Al instante, antes de que Paul hubiera acabado de hablar, Aileron se volvió. Sus ojos brillaban con la intensidad que todos recordaban.

-¡Mornir sea alabado! -exclamó el soberano rey avanzando hacia ellos. Luego se detuvo y la expresión de su rostro cambió. Los miró de hito en hito-. ¿Dónde está ella? -preguntó Aileron dan Ailell-. ¿Dónde está mi vidente?

-Está a punto de llegar -dijo Kevin acercándose un poco-. Trae con ella a alguien más.

-¿A quién? -inquirió con brusquedad Aileron.

Kevin miró a Paul, y éste respondió:

-Ya te lo dirá ella si es que lo logra. Creo que es ella quien debe decírtelo, Aileron.

El rey miró a Paul como si quisiera añadir algo más, pero luego su rostro se relajó.

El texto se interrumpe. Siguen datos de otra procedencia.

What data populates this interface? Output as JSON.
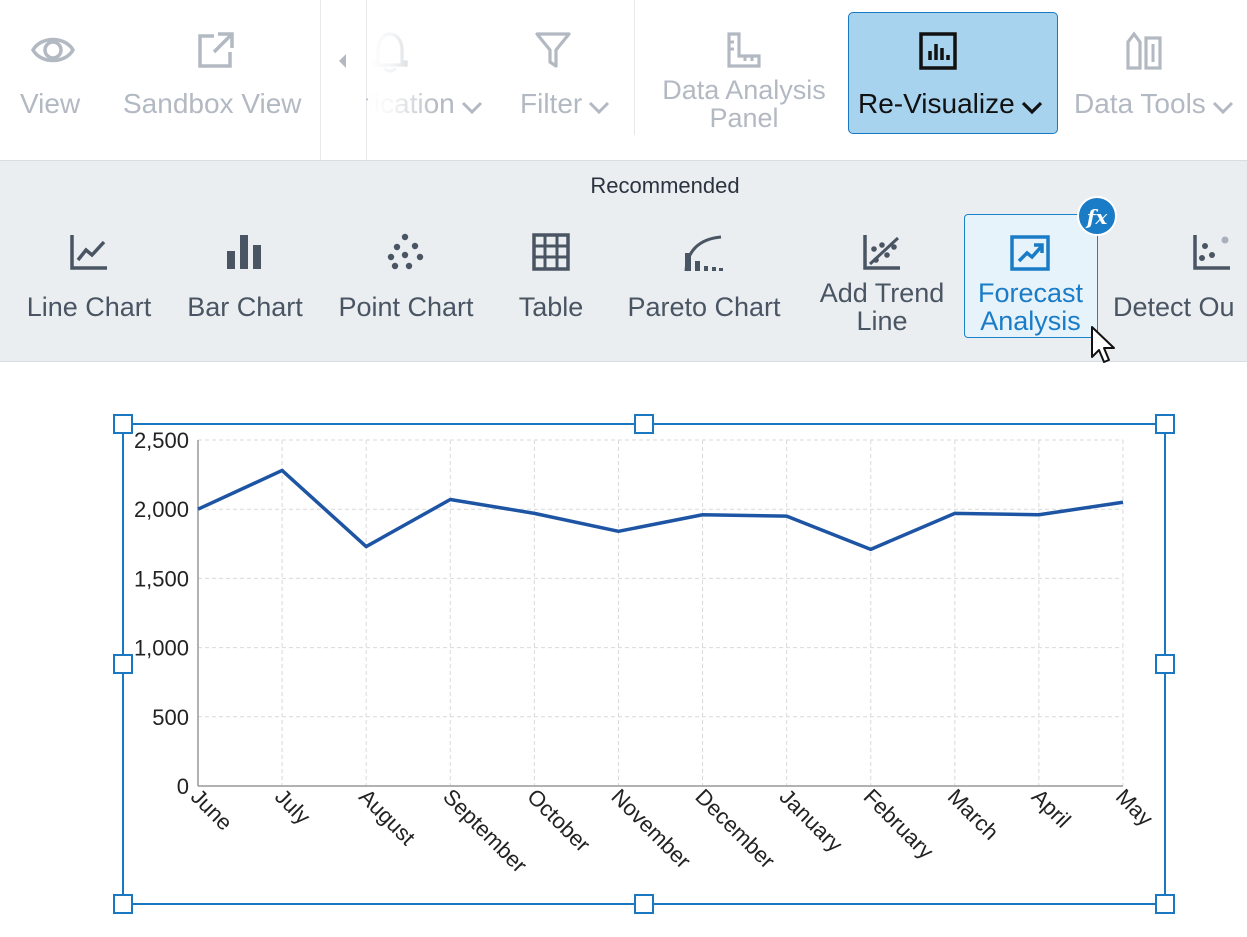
{
  "toolbar": {
    "items": [
      {
        "label": "View",
        "icon": "eye-icon"
      },
      {
        "label": "Sandbox View",
        "icon": "external-link-icon"
      },
      {
        "label": "fication",
        "icon": "bell-icon"
      },
      {
        "label": "Filter",
        "icon": "filter-icon"
      },
      {
        "label_line1": "Data Analysis",
        "label_line2": "Panel",
        "icon": "ruler-icon"
      },
      {
        "label": "Re-Visualize",
        "icon": "bar-chart-box-icon",
        "active": true
      },
      {
        "label": "Data Tools",
        "icon": "data-tools-icon"
      }
    ],
    "accent": "#1a78c2",
    "active_bg": "#a7d3ef"
  },
  "ribbon": {
    "title": "Recommended",
    "items": [
      {
        "label": "Line Chart",
        "icon": "line-chart-icon"
      },
      {
        "label": "Bar Chart",
        "icon": "bar-chart-icon"
      },
      {
        "label": "Point Chart",
        "icon": "point-chart-icon"
      },
      {
        "label": "Table",
        "icon": "table-icon"
      },
      {
        "label": "Pareto Chart",
        "icon": "pareto-chart-icon"
      },
      {
        "label_line1": "Add Trend",
        "label_line2": "Line",
        "icon": "trend-line-icon"
      },
      {
        "label_line1": "Forecast",
        "label_line2": "Analysis",
        "icon": "forecast-icon",
        "selected": true,
        "badge": "fx"
      },
      {
        "label": "Detect Ou",
        "icon": "outlier-icon"
      }
    ]
  },
  "chart_data": {
    "type": "line",
    "categories": [
      "June",
      "July",
      "August",
      "September",
      "October",
      "November",
      "December",
      "January",
      "February",
      "March",
      "April",
      "May"
    ],
    "series": [
      {
        "values": [
          2000,
          2280,
          1730,
          2070,
          1970,
          1840,
          1960,
          1950,
          1710,
          1970,
          1960,
          2050
        ],
        "color": "#1d55a4"
      }
    ],
    "ylim": [
      0,
      2500
    ],
    "yticks": [
      "0",
      "500",
      "1,000",
      "1,500",
      "2,000",
      "2,500"
    ],
    "grid": true,
    "selection_color": "#1a78c2"
  }
}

-Muy bien -dijo-. ¡Tarda tanto en llegar! Y yo… tengo tanta necesidad de que esté aquí. -Luego su voz cambió-. No he estado demasiado amable, ¿verdad? Os doy la bienvenida. Tú debes de ser Jennifer.

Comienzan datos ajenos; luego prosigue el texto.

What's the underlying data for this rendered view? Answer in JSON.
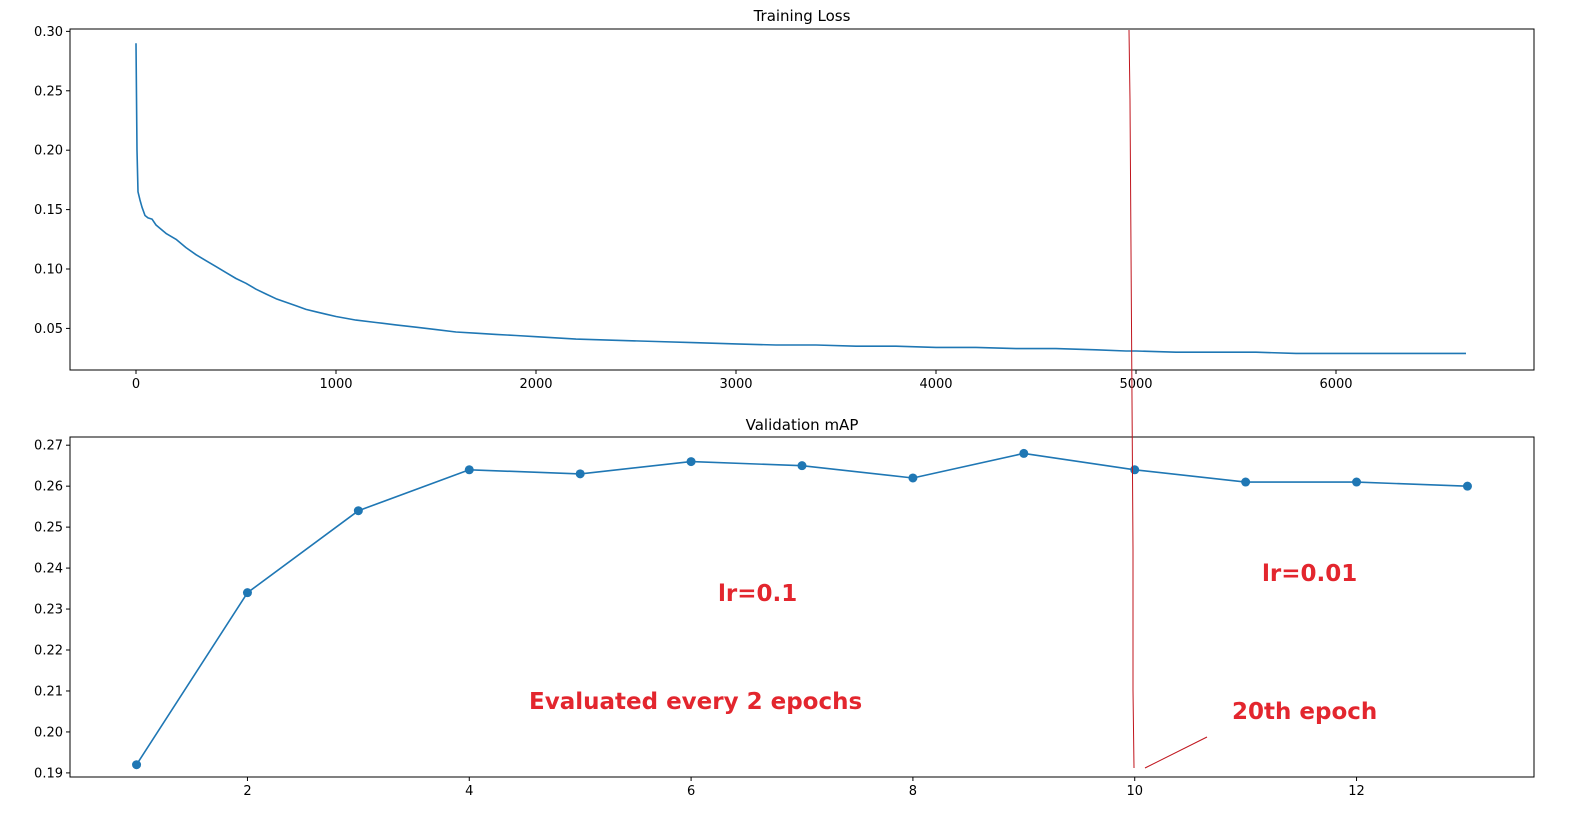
{
  "colors": {
    "series": "#1f77b4",
    "annotation": "#e3262e",
    "marker_line": "#c0141c"
  },
  "chart_data": [
    {
      "type": "line",
      "title": "Training Loss",
      "xlabel": "",
      "ylabel": "",
      "xlim": [
        -330,
        6990
      ],
      "ylim": [
        0.015,
        0.302
      ],
      "xticks": [
        0,
        1000,
        2000,
        3000,
        4000,
        5000,
        6000
      ],
      "yticks": [
        0.05,
        0.1,
        0.15,
        0.2,
        0.25,
        0.3
      ],
      "ytick_format": 2,
      "grid": false,
      "legend": "none",
      "series": [
        {
          "x": [
            0,
            5,
            10,
            20,
            30,
            45,
            60,
            80,
            100,
            150,
            200,
            250,
            300,
            350,
            400,
            450,
            500,
            550,
            600,
            650,
            700,
            750,
            800,
            850,
            900,
            950,
            1000,
            1100,
            1200,
            1300,
            1400,
            1500,
            1600,
            1700,
            1800,
            1900,
            2000,
            2200,
            2400,
            2600,
            2800,
            3000,
            3200,
            3400,
            3600,
            3800,
            4000,
            4200,
            4400,
            4600,
            4800,
            4950,
            5000,
            5200,
            5400,
            5600,
            5800,
            6000,
            6200,
            6400,
            6600,
            6650
          ],
          "y": [
            0.29,
            0.2,
            0.165,
            0.158,
            0.152,
            0.145,
            0.143,
            0.142,
            0.137,
            0.13,
            0.125,
            0.118,
            0.112,
            0.107,
            0.102,
            0.097,
            0.092,
            0.088,
            0.083,
            0.079,
            0.075,
            0.072,
            0.069,
            0.066,
            0.064,
            0.062,
            0.06,
            0.057,
            0.055,
            0.053,
            0.051,
            0.049,
            0.047,
            0.046,
            0.045,
            0.044,
            0.043,
            0.041,
            0.04,
            0.039,
            0.038,
            0.037,
            0.036,
            0.036,
            0.035,
            0.035,
            0.034,
            0.034,
            0.033,
            0.033,
            0.032,
            0.031,
            0.031,
            0.03,
            0.03,
            0.03,
            0.029,
            0.029,
            0.029,
            0.029,
            0.029,
            0.029
          ]
        }
      ]
    },
    {
      "type": "line",
      "title": "Validation mAP",
      "xlabel": "",
      "ylabel": "",
      "xlim": [
        0.4,
        13.6
      ],
      "ylim": [
        0.189,
        0.272
      ],
      "xticks": [
        2,
        4,
        6,
        8,
        10,
        12
      ],
      "yticks": [
        0.19,
        0.2,
        0.21,
        0.22,
        0.23,
        0.24,
        0.25,
        0.26,
        0.27
      ],
      "ytick_format": 2,
      "grid": false,
      "legend": "none",
      "markers": true,
      "series": [
        {
          "x": [
            1,
            2,
            3,
            4,
            5,
            6,
            7,
            8,
            9,
            10,
            11,
            12,
            13
          ],
          "y": [
            0.192,
            0.234,
            0.254,
            0.264,
            0.263,
            0.266,
            0.265,
            0.262,
            0.268,
            0.264,
            0.261,
            0.261,
            0.26
          ]
        }
      ],
      "annotations": [
        {
          "text": "lr=0.1"
        },
        {
          "text": "lr=0.01"
        },
        {
          "text": "Evaluated every 2 epochs"
        },
        {
          "text": "20th epoch"
        }
      ]
    }
  ]
}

Avanzó hacia ella, que se acordó de su hermano y de su primer encuentro. Este, por lo menos, austero y controlado, no la llamaba melocotón ni se inclinaba para besarle la mano. En lugar de eso le dijo con bastante torpeza:

-Has sufrido mucho por nuestra culpa, y lo siento. ¿Te encuentras bien ahora?

-Bastante bien -le dijo ella-. Y aquí estoy.

Los ojos de él sondearon los suyos.

-¿Por qué? -preguntó Aileron.

Era una buena pregunta que además nadie le había formulado, ni siquiera Kim. Tenía una respuesta, pero no estaba dispuesta a dársela ahora a aquel joven y brusco rey de Brenim.

-He venido de muy lejos -dijo con voz suave mirándolo con sus luminosos ojos verdes-. Resistiré lo que venga.

Un hombre más experimentado en el trato con mujeres habría sostenido la mirada de Jennifer, pero Aileron desvió la suya.

-Bien -dijo dirigiéndose hacia el mapa que había sobre la mesa-. Puedes servirme de ayuda. Tendrás que decirnos todo lo que recuerdes de Starkadh.

-¡Alto ahí! -dijo Dave Martyniuk-. Eso no está bien. Ella sufrió mucho en ese lugar y está tratando de olvidarlo.

-Necesitamos saberlo -replicó Aileron, que podía muy bien hacer frente a los hombres.

-¿Y no te importa cómo conseguirlo? –pregunto Kevin con un tono amenazador en la voz.

-En verdad, no -dijo Aileron-. Por lo menos, no en tiempos de guerra.

El silencio fue roto por Jennifer.

-Está bien -dijo-. Diré todo lo que recuerdo, pero no a ti ni a ninguno de vosotros; lo siento. Sólo hablaré de eso con Loren y Matt, pero con ninguno más.

El mago había envejecido mucho desde la última vez que lo habían visto. Las canas se entremezclaban con los pelos grises en su barba y en su cabellera, y profundas arrugas surcaban su rostro. Sin embargo, sus ojos eran los de siempre: autoritarios y compasivos a un tiempo. En cambio Matt Soren no había cambiado en absoluto; ni siquiera había perdido la mueca que pasaba por sonrisa.

Todos reconocieron en ella su auténtico significado, y después de la fría acogida de Aileron el caluroso recibimiento del mago y su fuente supuso para todos ellos el verdadero retorno a Fionavar. Cuando Matt cogió entre sus callosas manos las de Jennifer, ella rompió a llorar.